I used to use a Mini for work - so it spent all day with the hard disk running, and the graphics processor working hard - and all it did was push warm air out of the little vents at the back.

That said, I tend to be an old woman about my PowerBook getting hot, so, if it makes you feel happier, move it off the DVD player, and/or get a desk fan.

Thom

Thanks, that was the rational answer to my question.
My powerbook used to feel hot but hasn't blown up yet and I have ignored it being a bit warm to the left. I am a bit of an old woman when it comes to things.

Thanks again
Jase

Message #4 - Posted 2007/03/23 - Dan

Basically I want to know if I should be cooling my mini ( when doing intensive DVD multiplexing type activities), or if I am being an old woman.

Install Temperature Monitor from ---

http://www.bresink.com/osx/TemperatureMonitor.html

dan

Message #5 - Posted 2007/03/23 - Tim Auton

Thom White wrote:

Jason wrote:

Basically I want to know if I should be cooling my mini ( when doing intensive DVD multiplexing type activities), or if I am being an old woman.

If the fan's working it shouldn't get dangerously hot.
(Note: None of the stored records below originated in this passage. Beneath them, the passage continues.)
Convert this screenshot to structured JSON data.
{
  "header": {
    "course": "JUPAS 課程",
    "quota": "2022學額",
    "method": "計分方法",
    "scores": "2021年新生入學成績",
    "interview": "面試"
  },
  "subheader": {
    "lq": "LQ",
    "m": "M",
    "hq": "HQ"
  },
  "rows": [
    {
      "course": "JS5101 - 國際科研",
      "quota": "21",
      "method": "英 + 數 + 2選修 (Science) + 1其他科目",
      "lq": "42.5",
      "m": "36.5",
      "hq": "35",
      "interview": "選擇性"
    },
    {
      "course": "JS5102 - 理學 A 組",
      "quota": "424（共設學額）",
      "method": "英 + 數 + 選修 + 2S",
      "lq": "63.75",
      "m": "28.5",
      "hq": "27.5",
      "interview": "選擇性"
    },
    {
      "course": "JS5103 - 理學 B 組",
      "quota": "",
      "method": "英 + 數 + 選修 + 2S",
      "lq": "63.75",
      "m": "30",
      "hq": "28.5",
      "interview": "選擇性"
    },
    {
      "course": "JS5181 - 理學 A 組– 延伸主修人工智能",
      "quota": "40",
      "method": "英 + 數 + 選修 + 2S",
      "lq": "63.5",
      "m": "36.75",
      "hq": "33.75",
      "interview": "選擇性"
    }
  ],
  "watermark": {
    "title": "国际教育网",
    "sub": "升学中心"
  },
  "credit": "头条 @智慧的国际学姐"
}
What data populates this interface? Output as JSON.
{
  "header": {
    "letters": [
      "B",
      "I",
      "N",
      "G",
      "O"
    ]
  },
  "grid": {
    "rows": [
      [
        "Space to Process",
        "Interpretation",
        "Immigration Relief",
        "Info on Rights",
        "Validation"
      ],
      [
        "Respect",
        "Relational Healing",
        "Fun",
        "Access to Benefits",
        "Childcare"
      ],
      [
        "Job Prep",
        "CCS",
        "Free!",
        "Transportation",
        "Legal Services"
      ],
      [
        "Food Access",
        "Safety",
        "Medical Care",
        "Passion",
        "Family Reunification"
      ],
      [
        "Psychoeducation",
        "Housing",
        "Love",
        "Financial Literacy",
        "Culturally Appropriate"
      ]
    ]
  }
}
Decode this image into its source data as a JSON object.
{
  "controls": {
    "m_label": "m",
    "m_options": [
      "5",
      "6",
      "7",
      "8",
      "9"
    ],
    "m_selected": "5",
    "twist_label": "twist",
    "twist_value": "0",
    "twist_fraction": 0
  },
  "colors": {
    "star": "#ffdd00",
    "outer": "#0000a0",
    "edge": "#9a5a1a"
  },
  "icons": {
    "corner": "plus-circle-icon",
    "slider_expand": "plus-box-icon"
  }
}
If it bothers you, you might want to see if there is any software available which lets you control the fan speed.

That said, I tend to be an old woman about my PowerBook getting hot, so, if it makes you feel happier, move it off the DVD player, and/or get a desk fan.

I'm an old woman about my iBook getting hot too (mostly the hard drive going well north of 50 C, but it's uncomfortable on my lap too). I looked for some software to control the fan, but couldn't find any and even read it's not possible to control the speed of the fans, but couldn't really believe that.

It is possible, you just need to read a few datasheets and write a kernel extension to reconfigure the thermal management IC. Well, somebody had to, so I did. My fan now comes on slower (quieter, but it starts to sound a bit rattly when set too slow) at a lower temp and ramps up as required to keep it at something more lap- and hard-drive-friendly. I much prefer it to the default, which is for it to wait till it's very hot then bang the fan on loud for a while. When you're an old woman, it's quite nice to know you can leave it sat on the carpet with CPU and hard drive working hard without it getting too warm.

I think some (all?) PowerBook G4s use the same chip, so the same kernel extension may work for you Thom (I think you need something different for an Intel Mini though - I'd guess the same software that works with MacBooks). Wanna be a beta-tester? It's not very user-friendly yet (changing the settings involves editing a plist in the kernel extension bundle and rebooting!), but if your PowerBook uses the same chip it should work.